Old favourite! The rural districts and counties of Beijing contain many interesting places that you could drive right past without noticing. One of the places we'll visit on this trip is even harder to spot—a system of tunnels built under a village in the 1940s for use as part of a guerilla warfare strategy.
We’ll stop for a 30–40 minute look about the war tunnels on the way to the hike, a 6km walk through the hills of Pinggu District.
War Tunnels Museum
In Chinese territory occupied by Japanese forces it was common practice for local inhabitants to be conscripted to work for the Japanese. As well as searching villages for people who could be forced to work, grain and other supplies were also found and taken away.
In the autumn of 1938, Communist party soldiers came to the village and began to organise the villagers – arming them, and training them in guerilla warfare.
The first phase of tunnel digging began as a way to hide stores of grain or rice, and sometimes people.
As the holes became larger, the villagers started to make tunnels between holes, and eventually the tunnel system grew to a length of 11km.
The tunnels began as simple holes in the ground, and were extended over the course of seven years to form a full tunnel system that featured meeting rooms, gas traps, and storage space for water, food, and munitions.
The tunnels joined many of the houses in the village, and some of the hidden entrances and exits – underneath beds, below grinding stones, inside animal pens – have been restored for visitors to use.
At the site of the tunnels, we’ll first visit the Exhibition Hall for an introduction to the historical background of the tunnels. Then we’ll head underground to explore the restored section, a 650-metre stretch of tunnels that has been enlarged and had lights added.
Hike to ‘Gold Mountain’
As noted above, we're not going to hike to Gold Mountain because the last part of the trail is super overgrown and no fun.
In the rolling hills nearby the tunnels there are several old trails between villages. We’ll follow the trail that finishes at ‘Gold Mountain’ Village, a small settlement named for the wildcat gold mines in the surrounding hills.
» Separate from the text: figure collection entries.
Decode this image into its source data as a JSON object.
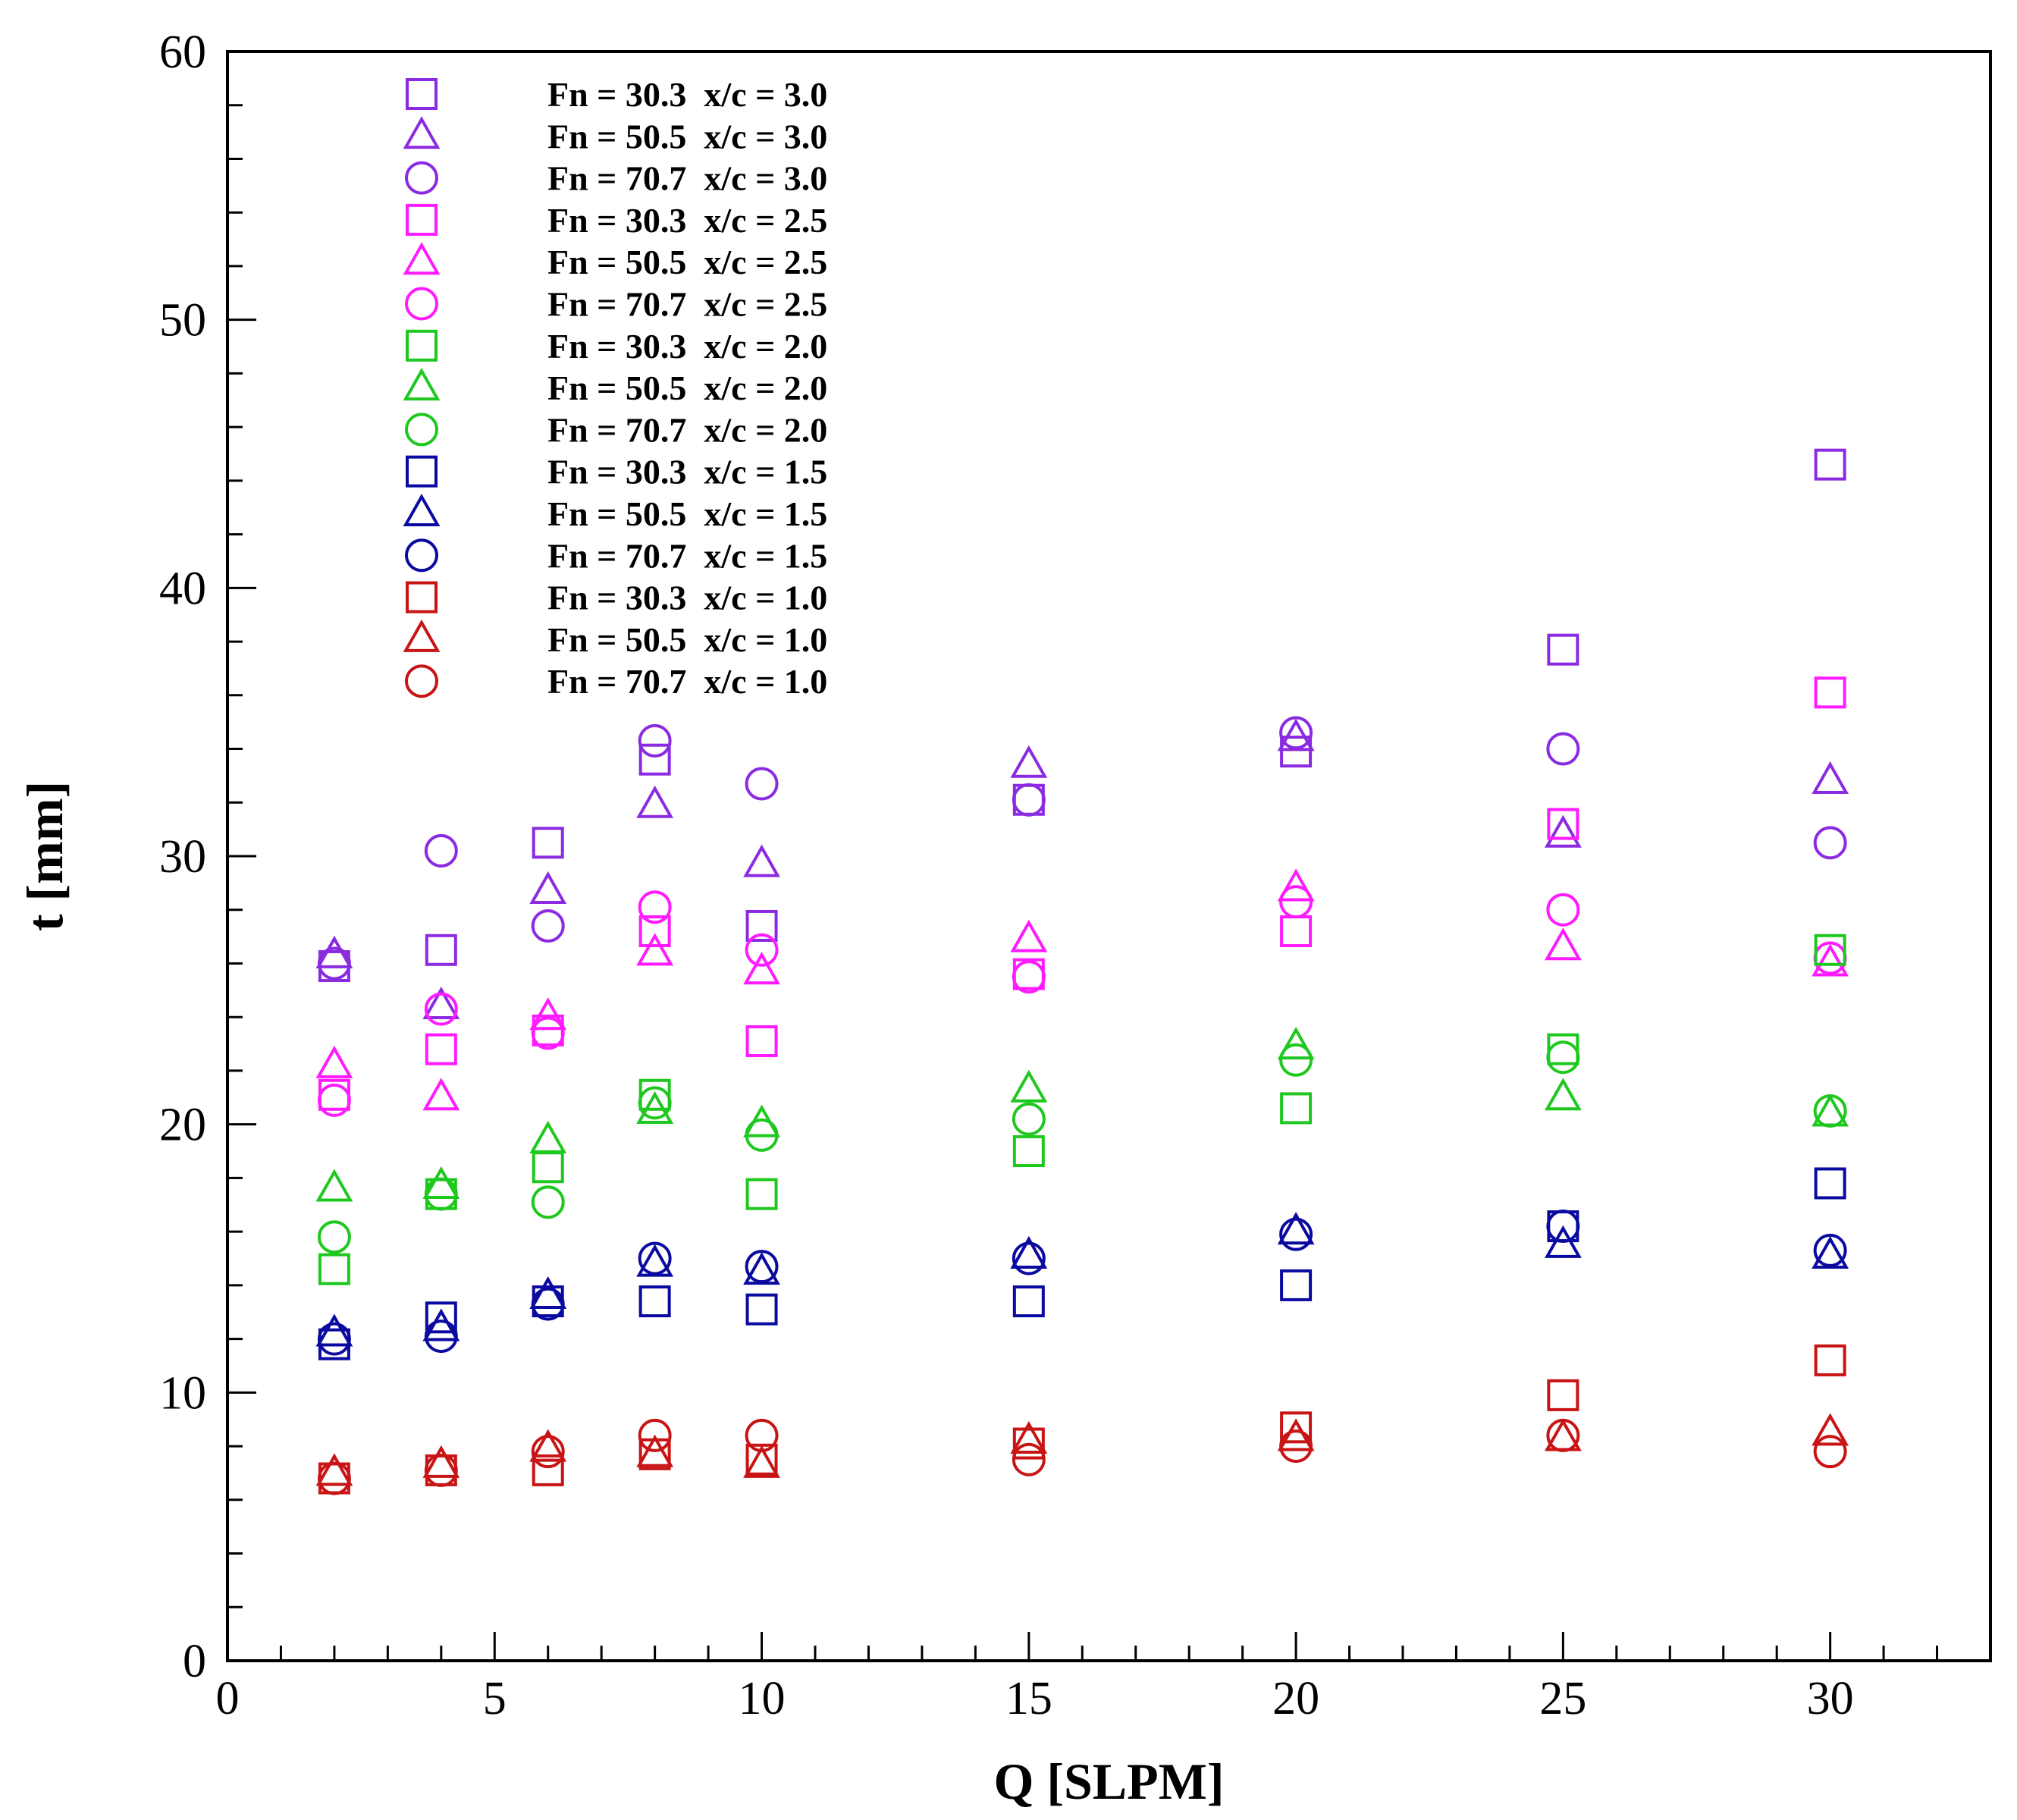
{
  "chart_data": {
    "type": "scatter",
    "title": "",
    "xlabel": "Q [SLPM]",
    "ylabel": "t [mm]",
    "xlim": [
      0,
      33
    ],
    "ylim": [
      0,
      60
    ],
    "x_major_ticks": [
      0,
      5,
      10,
      15,
      20,
      25,
      30
    ],
    "y_major_ticks": [
      0,
      10,
      20,
      30,
      40,
      50,
      60
    ],
    "grid": false,
    "legend_position": "top-left",
    "x": [
      2,
      4,
      6,
      8,
      10,
      15,
      20,
      25,
      30
    ],
    "series": [
      {
        "name": "Fn = 30.3  x/c = 3.0",
        "marker": "square",
        "color": "#8a2be2",
        "values": [
          25.9,
          26.5,
          30.5,
          33.6,
          27.4,
          32.1,
          33.9,
          37.7,
          44.6
        ]
      },
      {
        "name": "Fn = 50.5  x/c = 3.0",
        "marker": "triangle",
        "color": "#8a2be2",
        "values": [
          26.3,
          24.4,
          28.7,
          31.9,
          29.7,
          33.4,
          34.4,
          30.8,
          32.8
        ]
      },
      {
        "name": "Fn = 70.7  x/c = 3.0",
        "marker": "circle",
        "color": "#8a2be2",
        "values": [
          26.0,
          30.2,
          27.4,
          34.3,
          32.7,
          32.1,
          34.6,
          34.0,
          30.5
        ]
      },
      {
        "name": "Fn = 30.3  x/c = 2.5",
        "marker": "square",
        "color": "#ff1aff",
        "values": [
          21.1,
          22.8,
          23.5,
          27.2,
          23.1,
          25.6,
          27.2,
          31.2,
          36.1
        ]
      },
      {
        "name": "Fn = 50.5  x/c = 2.5",
        "marker": "triangle",
        "color": "#ff1aff",
        "values": [
          22.2,
          21.0,
          24.0,
          26.4,
          25.7,
          26.9,
          28.8,
          26.6,
          26.0
        ]
      },
      {
        "name": "Fn = 70.7  x/c = 2.5",
        "marker": "circle",
        "color": "#ff1aff",
        "values": [
          20.9,
          24.3,
          23.4,
          28.1,
          26.5,
          25.5,
          28.3,
          28.0,
          26.2
        ]
      },
      {
        "name": "Fn = 30.3  x/c = 2.0",
        "marker": "square",
        "color": "#1ec81e",
        "values": [
          14.6,
          17.4,
          18.4,
          21.1,
          17.4,
          19.0,
          20.6,
          22.8,
          26.5
        ]
      },
      {
        "name": "Fn = 50.5  x/c = 2.0",
        "marker": "triangle",
        "color": "#1ec81e",
        "values": [
          17.6,
          17.7,
          19.4,
          20.5,
          20.0,
          21.3,
          22.9,
          21.0,
          20.4
        ]
      },
      {
        "name": "Fn = 70.7  x/c = 2.0",
        "marker": "circle",
        "color": "#1ec81e",
        "values": [
          15.8,
          17.4,
          17.1,
          20.8,
          19.6,
          20.2,
          22.4,
          22.5,
          20.5
        ]
      },
      {
        "name": "Fn = 30.3  x/c = 1.5",
        "marker": "square",
        "color": "#0a0aa0",
        "values": [
          11.8,
          12.8,
          13.4,
          13.4,
          13.1,
          13.4,
          14.0,
          16.2,
          17.8
        ]
      },
      {
        "name": "Fn = 50.5  x/c = 1.5",
        "marker": "triangle",
        "color": "#0a0aa0",
        "values": [
          12.2,
          12.4,
          13.6,
          14.8,
          14.5,
          15.1,
          16.0,
          15.5,
          15.1
        ]
      },
      {
        "name": "Fn = 70.7  x/c = 1.5",
        "marker": "circle",
        "color": "#0a0aa0",
        "values": [
          12.0,
          12.1,
          13.3,
          15.0,
          14.7,
          15.0,
          15.9,
          16.2,
          15.3
        ]
      },
      {
        "name": "Fn = 30.3  x/c = 1.0",
        "marker": "square",
        "color": "#c81414",
        "values": [
          6.8,
          7.1,
          7.1,
          7.7,
          7.5,
          8.1,
          8.7,
          9.9,
          11.2
        ]
      },
      {
        "name": "Fn = 50.5  x/c = 1.0",
        "marker": "triangle",
        "color": "#c81414",
        "values": [
          7.0,
          7.3,
          7.9,
          7.7,
          7.3,
          8.2,
          8.3,
          8.3,
          8.5
        ]
      },
      {
        "name": "Fn = 70.7  x/c = 1.0",
        "marker": "circle",
        "color": "#c81414",
        "values": [
          6.8,
          7.1,
          7.8,
          8.4,
          8.4,
          7.5,
          8.0,
          8.4,
          7.8
        ]
      }
    ]
  }
}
The small mines have been closed for quite some time now, but back when we first started doing this hike they were still in action.
Our relatively relaxed 6km hike starts at the entrance of a small village, and we’ll take a short stroll through its streets before following a field trail that leads out into the hills.
The trail leads up and over a ridgeline, and this is the only real climb of the whole hike.
Because there’s a lack of water in the area, the hills above the villages are not actively farmed, and all that grows on them are thorn trees and tall, wavy grass. The grass is nice to walk through, particularly in the spots where it has grown hip-high; the thorns not so much!
We’ll make our way down the other side of the ridge and head for a mostly-deserted village, where we’ll stop to eat our lunch.
Back in 2004, there were only around 40 people living in the village. Since then, the population has dropped further – young people would move out, looking for work in the city, leaving only the elderly.
There were plans to build villas and an equestrian facility by the village, but in the end only a few villas were built.
After our lunch break we’ll head on through the hills,
walking through valleys and meadows on the way up and over the ridge to ‘Gold Mountain’ Village following a track down a valley past some farms and through a big gate, ending up near Yaji Mountain. Our bus will meet us there, and then we’ll be on our way back to Beijing after a nice day out in the countryside.